-1

I have a large amount of pairs of strings, for example:

s1 = 'newyork city lights are yellow'
s2 = ' the city of new york is large'

I would like to write a function that gets s1 and s2 (regardless of the order) and outputs:

s1_output = 'new york city lights are yellow'
s2_output = 'the city of new york is large'

such that the newyork in s2 is separated into new york or at least, a way to find the element that is matching other elements in the second string with only one character insertion.

The matched tokens are not known in advance and are not mandatory in the text Any ideas?

Latent
  • 556
  • 1
  • 9
  • 23
  • maybe something like `s.replace('newyork', 'new york').strip()`? – rv.kvetch Sep 19 '21 at 15:56
  • Its an example.. you dont know the elements in advance – Latent Sep 19 '21 at 16:12
  • why do we want to replace `newyork` with `new york` in this case? I guess that part wasn't really clear to me – rv.kvetch Sep 19 '21 at 16:29
  • 1
    given i have two strings where there is a clear fuzzy match between one of the elements in them (i.e Base ball and "baseball") I want to find a way to extract that element and normalize both texts to the same format . – Latent Sep 19 '21 at 16:40
  • 1
    does this answer your question? https://stackoverflow.com/a/50534532/10237506 – rv.kvetch Sep 19 '21 at 17:12
  • no, because in this solution you need to know what to look for (i.e lion) in order to search for it in the other string, I am asking for a generic approach that will search for any s1 and s2 if there is an element that can be matched just by insertion of whitespace, similar to levinstain distance but in a token manner – Latent Sep 19 '21 at 17:30
  • What have you tried - edit the code of your attempt to solve this into your question as a [mre] and explain what’s wrong. – DisappointedByUnaccountableMod Sep 19 '21 at 20:40

1 Answers1

1

Something like this can work

s1 = 'newyork city lights are yellow'
s2 = ' the city of new york is large'

# Get rid of leading/trailing whitespace
s1 = s1.strip()
# Split string into list of words, delimeter is ' ' by default
words_s1 = s1.split()

s2 = s2.strip()
words_s2 = s2.split()

# For each word in list 1, compare it to adjacent (concatenated) words in list 2
for word in words_s1:
    for i in range(len(words_s2)-1):
        if word == words_s2[i] + words_s2[i+1]:
            print(f"Word #{words_s1.index(word)} in s1 matches words #{i} and #{i+1} in s2")
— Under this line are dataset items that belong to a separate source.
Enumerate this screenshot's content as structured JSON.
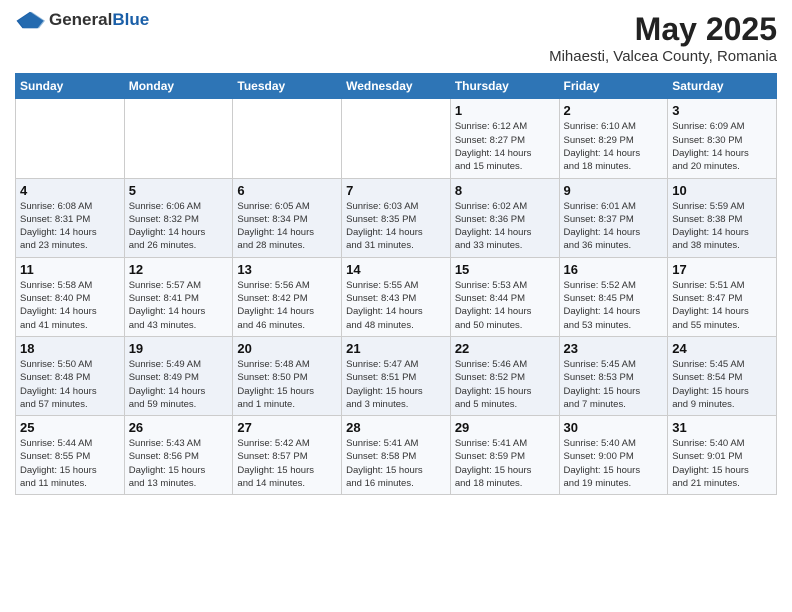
{
  "logo": {
    "general": "General",
    "blue": "Blue"
  },
  "title": "May 2025",
  "location": "Mihaesti, Valcea County, Romania",
  "days_header": [
    "Sunday",
    "Monday",
    "Tuesday",
    "Wednesday",
    "Thursday",
    "Friday",
    "Saturday"
  ],
  "weeks": [
    [
      {
        "day": "",
        "info": ""
      },
      {
        "day": "",
        "info": ""
      },
      {
        "day": "",
        "info": ""
      },
      {
        "day": "",
        "info": ""
      },
      {
        "day": "1",
        "info": "Sunrise: 6:12 AM\nSunset: 8:27 PM\nDaylight: 14 hours\nand 15 minutes."
      },
      {
        "day": "2",
        "info": "Sunrise: 6:10 AM\nSunset: 8:29 PM\nDaylight: 14 hours\nand 18 minutes."
      },
      {
        "day": "3",
        "info": "Sunrise: 6:09 AM\nSunset: 8:30 PM\nDaylight: 14 hours\nand 20 minutes."
      }
    ],
    [
      {
        "day": "4",
        "info": "Sunrise: 6:08 AM\nSunset: 8:31 PM\nDaylight: 14 hours\nand 23 minutes."
      },
      {
        "day": "5",
        "info": "Sunrise: 6:06 AM\nSunset: 8:32 PM\nDaylight: 14 hours\nand 26 minutes."
      },
      {
        "day": "6",
        "info": "Sunrise: 6:05 AM\nSunset: 8:34 PM\nDaylight: 14 hours\nand 28 minutes."
      },
      {
        "day": "7",
        "info": "Sunrise: 6:03 AM\nSunset: 8:35 PM\nDaylight: 14 hours\nand 31 minutes."
      },
      {
        "day": "8",
        "info": "Sunrise: 6:02 AM\nSunset: 8:36 PM\nDaylight: 14 hours\nand 33 minutes."
      },
      {
        "day": "9",
        "info": "Sunrise: 6:01 AM\nSunset: 8:37 PM\nDaylight: 14 hours\nand 36 minutes."
      },
      {
        "day": "10",
        "info": "Sunrise: 5:59 AM\nSunset: 8:38 PM\nDaylight: 14 hours\nand 38 minutes."
      }
    ],
    [
      {
        "day": "11",
        "info": "Sunrise: 5:58 AM\nSunset: 8:40 PM\nDaylight: 14 hours\nand 41 minutes."
      },
      {
        "day": "12",
        "info": "Sunrise: 5:57 AM\nSunset: 8:41 PM\nDaylight: 14 hours\nand 43 minutes."
      },
      {
        "day": "13",
        "info": "Sunrise: 5:56 AM\nSunset: 8:42 PM\nDaylight: 14 hours\nand 46 minutes."
      },
      {
        "day": "14",
        "info": "Sunrise: 5:55 AM\nSunset: 8:43 PM\nDaylight: 14 hours\nand 48 minutes."
      },
      {
        "day": "15",
        "info": "Sunrise: 5:53 AM\nSunset: 8:44 PM\nDaylight: 14 hours\nand 50 minutes."
      },
      {
        "day": "16",
        "info": "Sunrise: 5:52 AM\nSunset: 8:45 PM\nDaylight: 14 hours\nand 53 minutes."
      },
      {
        "day": "17",
        "info": "Sunrise: 5:51 AM\nSunset: 8:47 PM\nDaylight: 14 hours\nand 55 minutes."
      }
    ],
    [
      {
        "day": "18",
        "info": "Sunrise: 5:50 AM\nSunset: 8:48 PM\nDaylight: 14 hours\nand 57 minutes."
      },
      {
        "day": "19",
        "info": "Sunrise: 5:49 AM\nSunset: 8:49 PM\nDaylight: 14 hours\nand 59 minutes."
      },
      {
        "day": "20",
        "info": "Sunrise: 5:48 AM\nSunset: 8:50 PM\nDaylight: 15 hours\nand 1 minute."
      },
      {
        "day": "21",
        "info": "Sunrise: 5:47 AM\nSunset: 8:51 PM\nDaylight: 15 hours\nand 3 minutes."
      },
      {
        "day": "22",
        "info": "Sunrise: 5:46 AM\nSunset: 8:52 PM\nDaylight: 15 hours\nand 5 minutes."
      },
      {
        "day": "23",
        "info": "Sunrise: 5:45 AM\nSunset: 8:53 PM\nDaylight: 15 hours\nand 7 minutes."
      },
      {
        "day": "24",
        "info": "Sunrise: 5:45 AM\nSunset: 8:54 PM\nDaylight: 15 hours\nand 9 minutes."
      }
    ],
    [
      {
        "day": "25",
        "info": "Sunrise: 5:44 AM\nSunset: 8:55 PM\nDaylight: 15 hours\nand 11 minutes."
      },
      {
        "day": "26",
        "info": "Sunrise: 5:43 AM\nSunset: 8:56 PM\nDaylight: 15 hours\nand 13 minutes."
      },
      {
        "day": "27",
        "info": "Sunrise: 5:42 AM\nSunset: 8:57 PM\nDaylight: 15 hours\nand 14 minutes."
      },
      {
        "day": "28",
        "info": "Sunrise: 5:41 AM\nSunset: 8:58 PM\nDaylight: 15 hours\nand 16 minutes."
      },
      {
        "day": "29",
        "info": "Sunrise: 5:41 AM\nSunset: 8:59 PM\nDaylight: 15 hours\nand 18 minutes."
      },
      {
        "day": "30",
        "info": "Sunrise: 5:40 AM\nSunset: 9:00 PM\nDaylight: 15 hours\nand 19 minutes."
      },
      {
        "day": "31",
        "info": "Sunrise: 5:40 AM\nSunset: 9:01 PM\nDaylight: 15 hours\nand 21 minutes."
      }
    ]
  ]
}
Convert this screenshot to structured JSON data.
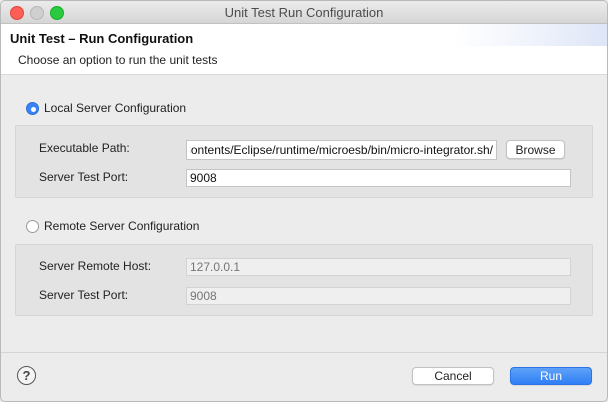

It works to match up words in the way you described. Basically the idea is you loop through list 1 and check it against adjacent words in list 2.

You could also then loop the opposite way (loop thru s2 and check if it's equal to adjacent words in s1), to check both directions.

You'd need to keep track of where the matches are, and then you just need to build a new string with that info.

hawruh
  • 185
  • 8